A magistrate can order a respondent to a family violence intervention order to go to counselling for their violent behaviour. Learn more about who is eligible for counselling and what happens when a magistrate makes a counselling order.
About family violence counselling orders
Counselling provides respondents with specialist support to help them take responsibility for their use of violence and make positive change to their behaviour.
What is court-approved counselling?
A counselling order will direct a respondent to go to a specific counselling program with an approved provider.
The current, court approved counselling program is the men's behaviour change program.
Men's behaviour change programs provide group based-counselling for men who have used violence against their family.
The program includes 20 group-counselling sessions that the respondent completes over several months. The program also offers support and safety planning for the people affected by the respondent’s violence.
Who is eligible for counselling?
A respondent may be eligible for the men’s behaviour change program if their matter has been heard at a Specialist Family Violence Court, and they are:
- the respondent to a final family violence intervention order
- 18 years or older, and
- the current or former intimate partner of a female affected family member named on a final family violence intervention order.
How is a counselling order made?
Assessing if a respondent is eligible for counselling
A magistrate can make a counselling order after making a final FVIO.
First, the magistrate must check if a respondent is suitable for counselling. The court calls this an eligibility assessment.
The magistrate will order the respondent to go to an eligibility assessment interview with a family violence respondent practitioner.
The court will give the respondent a Notice to Respondent to Attend Eligibility Assessment that will tell the respondent
· when and where to attend the interview, and
· when to return to court for the magistrate’s decision.
The respondent must go to the interview. The police can charge the respondent with an offence if they do not attend.
The eligibility assessment interview can be online or in-person. It will usually take place on the same day that the magistrate makes the order.

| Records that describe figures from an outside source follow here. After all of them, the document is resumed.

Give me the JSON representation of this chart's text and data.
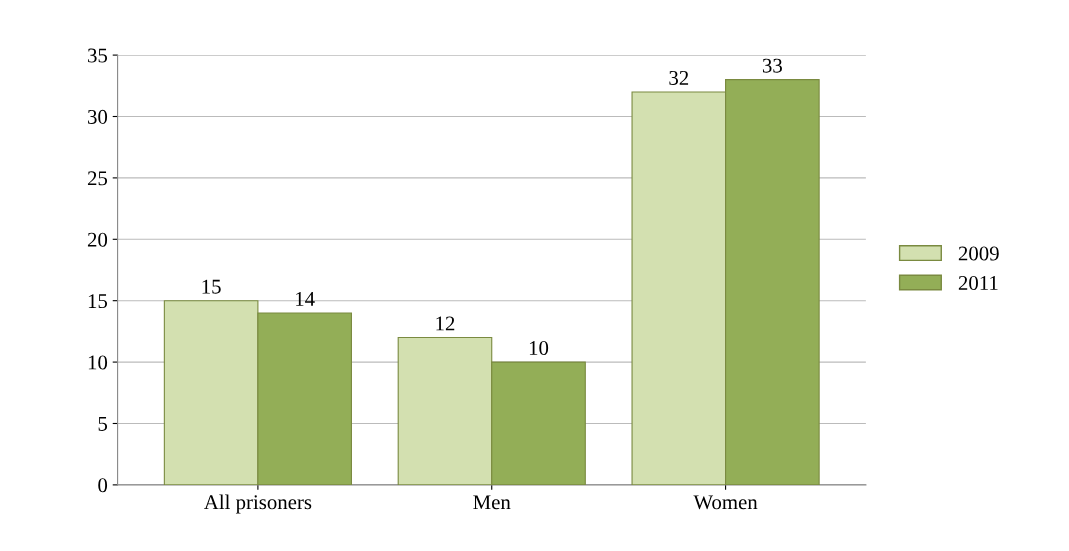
{
  "chart_data": {
    "type": "bar",
    "categories": [
      "All prisoners",
      "Men",
      "Women"
    ],
    "series": [
      {
        "name": "2009",
        "color": "#d3e0b0",
        "values": [
          15,
          12,
          32
        ]
      },
      {
        "name": "2011",
        "color": "#93ae57",
        "values": [
          14,
          10,
          33
        ]
      }
    ],
    "ylim": [
      0,
      35
    ],
    "yticks": [
      0,
      5,
      10,
      15,
      20,
      25,
      30,
      35
    ],
    "grid": "y",
    "legend": "right",
    "data_labels": true
  }
}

At the interview, the family violence practitioner will ask the respondent personal questions to check if they are suitable for counselling. After the interview, the practitioner will give a report to the magistrate that will say whether the respondent is eligible for counselling.
The court will also give the respondent a copy of the report.
Making a counselling order
After the eligibility assessment interview, the respondent will return to the courtroom for the magistrate’s decision.
If the respondent is eligible for counselling, the magistrate will make a counselling order.
· why the magistrate has ordered counselling, and
· what they must do next.
The magistrate can still make a counselling order if the respondent does not return to the courtroom.
Obeying the counselling order
The respondent must do what it says in the Notice to Respondent to Attend Counselling.
This includes attending all counselling sessions
· included on the notice and
· scheduled by the counselling provider.
The police can charge the respondent with a criminal offence if they do not attend counselling.
Go to the intervention order breaches page for more information on penalties.
Support for respondents during counselling
Counselling is an opportunity for a respondent to make positive, lasting changes to their behaviour. The counselling provider and the court’s family violence respondent practitioner can support the respondent while they complete counselling and help them comply with the counselling order.
Changing a counselling order
The respondent can ask the court to change a counselling order (vary) or cancel a counselling order (revoke) if:
· their personal situation has changed, and
· those changes mean they cannot complete counselling.
A magistrate can vary or revoke a counselling order in limited circumstances. The court recommends that a respondent talks to the counselling provider about changing a counselling order.